The Five Year Balance Sheet (F-5yr)

 

 

 

 

This Balance Sheet shows detailed projections for the next five years.

 

 

 

You can use year end, year-to-date, current Business Plan or current year Projection data as the start point for the 5-year projections.  If you have not yet developed a Business Plan or projected the credit union’s data to year end, you will not see these options.  Insight will determine if the information has been entered before displaying the related options. You can select the data you would like to use for the beginning point of the 5 years, by clicking on the toggle button located on the top right hand side of the worksheet, next to the Reset button. All fields with input boxes are for you to make changes to the default assumptions.

 

 

 

The Reset button will reverse any changes that you make in the 5 year sheet, restoring your original data and figures.

 

Notice the gray reference buttons (with question marks) adjacent to the categories that run down the left hand side of the Balance Sheet? 

 

 

These reference buttons explain how each item is calculated.   For example, when the reference button next to the Cash line item is selected, the following item appears:

 

 

 

Let's take a look at where the data on the 5 YR Balance Sheet comes from.  Look at the Total Assets projection for 2014 on the F-5yr sheet.

 

 

 

This figure is pulled from the 2014 Asset Growth projection in the middle column of the Asset Growth Rate section of the Growth Chart.

 

 

 If you would like to increase asset size, change the growth percentage in this area of the growth chart.

 

Tip:  You can use the "To Growth Chart" button to experiment with different asset growth percentages, and then press the Esc key on your keyboard to return to the F-5yr sheet.

 

The red print on the bottom of the F-5yr sheet (shown below) will not be visible when the worksheet is printed.  This information is provided only as a reference for the user.

 

The F-5YR chart now will issue a warning when the credit union’s Assets and Equity (Net Capital) are off.
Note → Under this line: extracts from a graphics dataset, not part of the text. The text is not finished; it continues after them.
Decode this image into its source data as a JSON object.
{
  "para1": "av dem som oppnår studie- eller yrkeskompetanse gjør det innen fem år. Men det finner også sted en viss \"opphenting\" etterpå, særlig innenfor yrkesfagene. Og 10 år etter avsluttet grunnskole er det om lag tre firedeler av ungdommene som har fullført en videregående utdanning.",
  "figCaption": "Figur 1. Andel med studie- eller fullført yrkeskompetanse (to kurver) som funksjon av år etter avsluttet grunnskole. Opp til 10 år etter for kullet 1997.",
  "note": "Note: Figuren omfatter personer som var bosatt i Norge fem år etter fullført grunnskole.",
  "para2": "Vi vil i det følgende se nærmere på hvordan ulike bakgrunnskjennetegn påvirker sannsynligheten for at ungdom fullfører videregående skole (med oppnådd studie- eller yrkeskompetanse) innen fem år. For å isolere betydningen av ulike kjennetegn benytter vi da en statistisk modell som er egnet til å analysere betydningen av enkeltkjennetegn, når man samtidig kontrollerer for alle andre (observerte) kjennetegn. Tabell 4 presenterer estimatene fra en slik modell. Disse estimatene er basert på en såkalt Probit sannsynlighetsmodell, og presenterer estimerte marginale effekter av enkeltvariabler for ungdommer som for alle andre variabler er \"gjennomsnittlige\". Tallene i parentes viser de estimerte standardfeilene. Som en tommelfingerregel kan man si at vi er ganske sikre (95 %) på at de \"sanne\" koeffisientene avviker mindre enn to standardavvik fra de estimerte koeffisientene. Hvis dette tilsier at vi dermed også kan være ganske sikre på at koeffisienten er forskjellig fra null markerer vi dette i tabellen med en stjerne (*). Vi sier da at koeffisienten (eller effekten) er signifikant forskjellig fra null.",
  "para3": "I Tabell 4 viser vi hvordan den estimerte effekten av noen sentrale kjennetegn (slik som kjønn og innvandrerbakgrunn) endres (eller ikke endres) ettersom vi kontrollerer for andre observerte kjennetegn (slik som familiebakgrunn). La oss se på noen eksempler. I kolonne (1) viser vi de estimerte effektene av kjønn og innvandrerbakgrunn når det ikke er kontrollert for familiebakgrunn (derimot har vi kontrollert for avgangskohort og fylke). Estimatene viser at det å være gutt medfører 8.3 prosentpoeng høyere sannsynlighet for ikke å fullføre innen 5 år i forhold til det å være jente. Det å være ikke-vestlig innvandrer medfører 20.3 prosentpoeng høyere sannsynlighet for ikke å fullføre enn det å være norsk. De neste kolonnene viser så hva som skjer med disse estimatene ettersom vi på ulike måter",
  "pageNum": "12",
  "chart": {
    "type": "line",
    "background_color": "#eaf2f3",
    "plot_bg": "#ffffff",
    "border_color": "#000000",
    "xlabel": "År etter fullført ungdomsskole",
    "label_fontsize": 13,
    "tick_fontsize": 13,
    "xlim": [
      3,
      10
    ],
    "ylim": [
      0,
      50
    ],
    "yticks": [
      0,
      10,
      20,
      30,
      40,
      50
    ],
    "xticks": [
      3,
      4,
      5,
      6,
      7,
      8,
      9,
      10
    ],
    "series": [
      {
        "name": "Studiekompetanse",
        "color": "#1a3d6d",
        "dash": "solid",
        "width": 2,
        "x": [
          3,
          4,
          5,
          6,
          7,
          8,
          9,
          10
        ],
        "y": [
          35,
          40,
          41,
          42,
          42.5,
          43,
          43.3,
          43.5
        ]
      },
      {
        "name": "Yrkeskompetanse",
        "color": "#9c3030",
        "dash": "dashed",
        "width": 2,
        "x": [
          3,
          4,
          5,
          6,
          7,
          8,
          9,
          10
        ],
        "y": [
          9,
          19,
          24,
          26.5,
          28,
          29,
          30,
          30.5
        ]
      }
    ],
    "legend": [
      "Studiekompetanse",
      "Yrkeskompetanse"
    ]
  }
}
It is necessary that you adjust the income statement so that the ROA necessary to achieve the credit union's 5 year Growth Chart goals match the projected income statement. The default figures for the Income Statement simply maintain the same percentage to assets of the figures being used for the projection (actual data, current and future year’s projection data, etc.), which very likely will not achieve the Growth Chart goals.